Dan Hicks, a professor of Contemporary Archaeology at the University of Oxford and a curator at the university’s Pitt Rivers museum, was initially employed by the Collection to stage what they termed ‘interventions’ around the artefacts. Hicks and other artists wrote texts that sought to situate the artefacts in a more contemporary guise.
Alongside one artefact, a fragment of the English philosopher Jeremy Bentham’s skin, Hicks wrote a caption that ended with the statement: “Time’s up. Just rewriting labels isn’t enough. Let’s face up to all the human remains that Henry Wellcome collected. Dismantle Wellcome’s enduring colonialism, its white infrastructure.”

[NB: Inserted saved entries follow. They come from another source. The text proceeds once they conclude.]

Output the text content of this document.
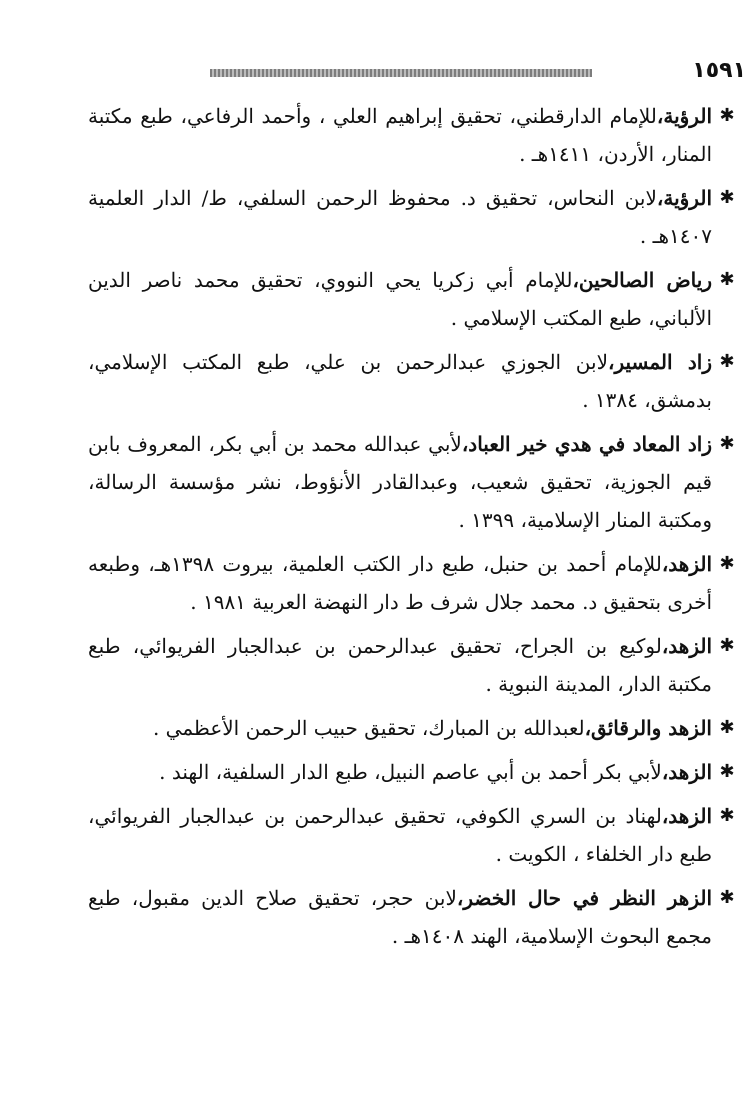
١٥٩١
✱
الرؤية،للإمام الدارقطني، تحقيق إبراهيم العلي ، وأحمد الرفاعي، طبع مكتبة المنار، الأردن، ١٤١١هـ .
✱
الرؤية،لابن النحاس، تحقيق د. محفوظ الرحمن السلفي، ط/ الدار العلمية ١٤٠٧هـ .
✱
رياض الصالحين،للإمام أبي زكريا يحي النووي، تحقيق محمد ناصر الدين الألباني، طبع المكتب الإسلامي .
✱
زاد المسير،لابن الجوزي عبدالرحمن بن علي، طبع المكتب الإسلامي، بدمشق، ١٣٨٤ .
✱
زاد المعاد في هدي خير العباد،لأبي عبدالله محمد بن أبي بكر، المعروف بابن قيم الجوزية، تحقيق شعيب، وعبدالقادر الأنؤوط، نشر مؤسسة الرسالة، ومكتبة المنار الإسلامية، ١٣٩٩ .
✱
الزهد،للإمام أحمد بن حنبل، طبع دار الكتب العلمية، بيروت ١٣٩٨هـ، وطبعه أخرى بتحقيق د. محمد جلال شرف ط دار النهضة العربية ١٩٨١ .
✱
الزهد،لوكيع بن الجراح، تحقيق عبدالرحمن بن عبدالجبار الفريوائي، طبع مكتبة الدار، المدينة النبوية .
✱
الزهد والرقائق،لعبدالله بن المبارك، تحقيق حبيب الرحمن الأعظمي .
✱
الزهد،لأبي بكر أحمد بن أبي عاصم النبيل، طبع الدار السلفية، الهند .
✱
الزهد،لهناد بن السري الكوفي، تحقيق عبدالرحمن بن عبدالجبار الفريوائي، طبع دار الخلفاء ، الكويت .
✱
الزهر النظر في حال الخضر،لابن حجر، تحقيق صلاح الدين مقبول، طبع مجمع البحوث الإسلامية، الهند ١٤٠٨هـ .
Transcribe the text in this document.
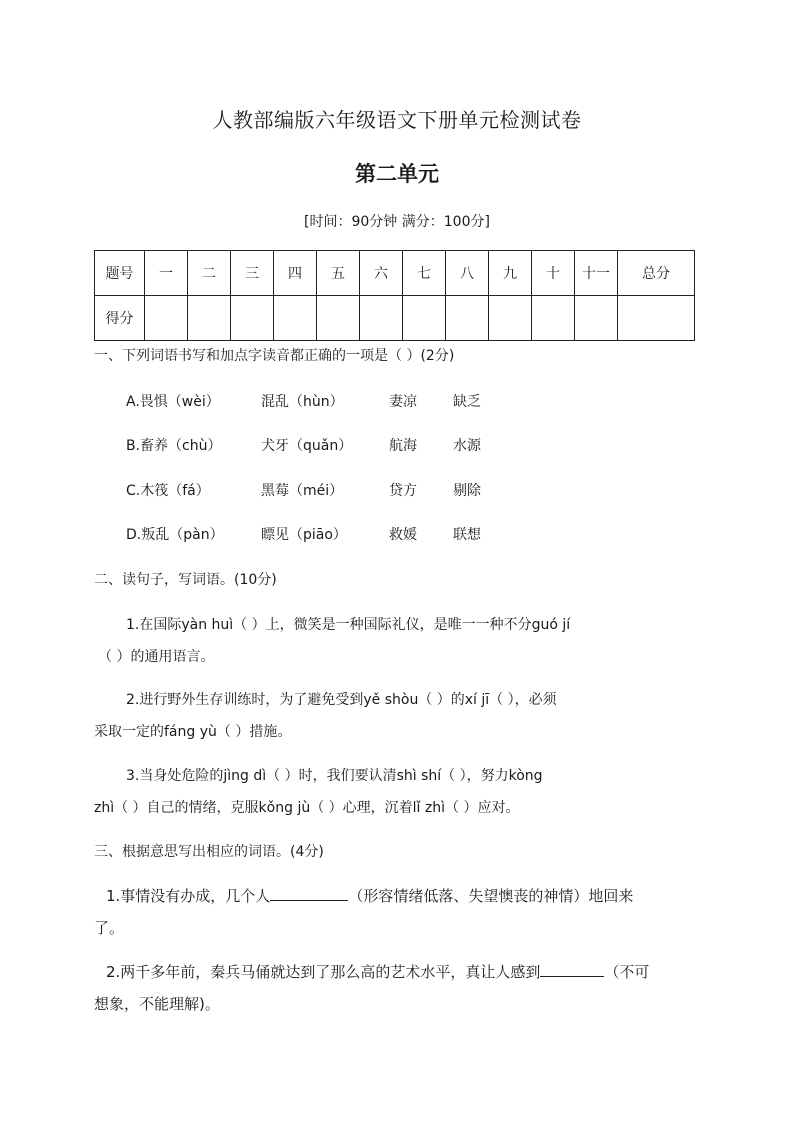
人教部编版六年级语文下册单元检测试卷
第二单元
[时间：90分钟 满分：100分]
题号	一	二	三	四	五	六	七	八	九	十	十一	总分
得分												
一、下列词语书写和加点字读音都正确的一项是（ ）(2分)
A.畏惧（wèi）	混乱（hùn）	妻凉	缺乏
B.畜养（chù）	犬牙（quǎn）	航海	水源
C.木筏（fá）	黑莓（méi）	贷方	剔除
D.叛乱（pàn）	瞟见（piāo）	救媛	联想
二、读句子，写词语。(10分)
1.在国际yàn huì（ ）上，微笑是一种国际礼仪，是唯一一种不分guó jí
（ ）的通用语言。
2.进行野外生存训练时，为了避免受到yě shòu（ ）的xí jī（ ），必须
采取一定的fáng yù（ ）措施。
3.当身处危险的jìng dì（ ）时，我们要认清shì shí（ ），努力kòng
zhì（ ）自己的情绪，克服kǒng jù（ ）心理，沉着lǐ zhì（ ）应对。
三、根据意思写出相应的词语。(4分)
1.事情没有办成，几个人	（形容情绪低落、失望懊丧的神情）地回来
了。
2.两千多年前，秦兵马俑就达到了那么高的艺术水平，真让人感到	（不可
想象，不能理解)。
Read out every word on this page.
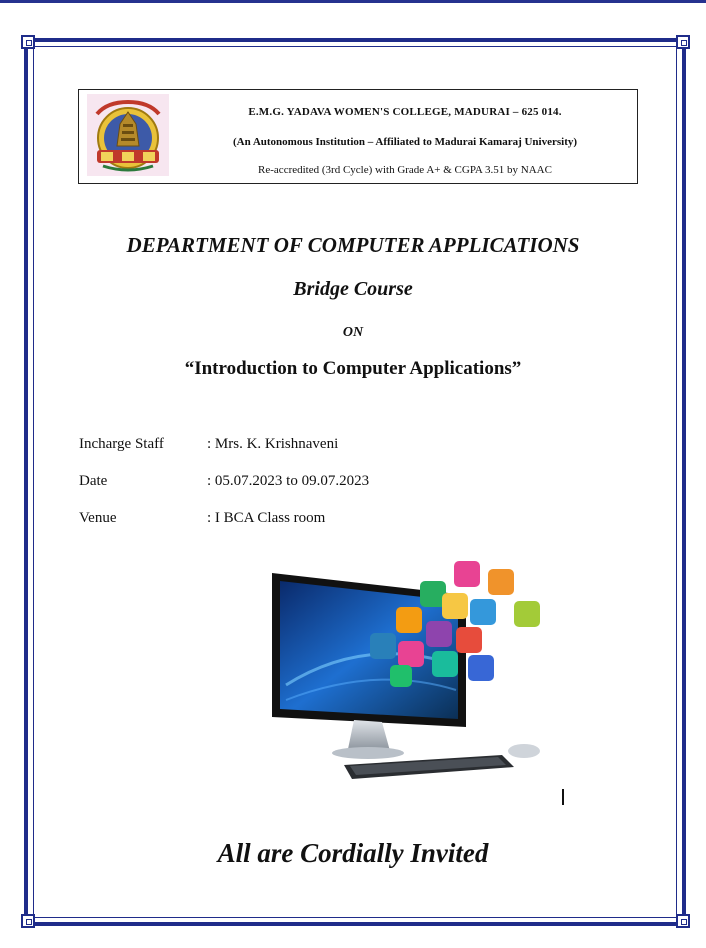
E.M.G. YADAVA WOMEN'S COLLEGE, MADURAI – 625 014.
(An Autonomous Institution – Affiliated to Madurai Kamaraj University)
Re-accredited (3rd Cycle) with Grade A+ & CGPA 3.51 by NAAC
DEPARTMENT OF COMPUTER APPLICATIONS
Bridge Course
ON
“Introduction to Computer Applications”
Incharge Staff	: Mrs. K. Krishnaveni
Date	: 05.07.2023 to 09.07.2023
Venue	: I BCA Class room
All are Cordially Invited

In a tweet Hicks said: “Colleagues at Wellcome are offering some of the vision and leadership we need in the UK arts and culture sectors. The idea that a museum must never change with the times is perhaps the most ludicrous and yet pernicious argument we’re seeing in the right’s ongoing War on Culture.”
Other staff members at the Wellcome Collection defended the decision to close the display. Danny Birchall, who edits the Wellcome Collection website, said in a tweet: “Feeling incredibly proud of my colleagues today, and largely appalled at the state of public discourse about museums in this country.”
It has been a turbulent period of self-reflection for the Trust. This August, it reported on a pledge it made to tackle racism in June 2020, shortly after the death of George Floyd in the US. In the August report, the trust’s director, Jeremy Farrar, announced the organisation had “fallen short of the commitments we made”.
An evaluation Farrar commissioned said the trust is “still institutionally racist”, finding that harassment, discrimination and micro-aggressions against Black staff members remained a part of the organisation’s culture. Farrar apologised for “unacceptable racist behaviours” and has committed to “a set of positive action principles applied to funding decision-making processes”.
The response from some quarters of the museum world has been furious, including accusations that staff at the Welcome Collection have failed on the terms set out in its own constitution.
Barbara Rich, a London-based barrister for the firm 5 Stone Buildings, has pointed to the Wellcome Trust’s constitution, which is available on its website. In clause 2(d) of Schedule A of the trust deed, the trustee’s pledge to make the objects of the Trust available “for the use of the public benefit, as the Trustees shall think fit, of any part of the Wellcome Collections.”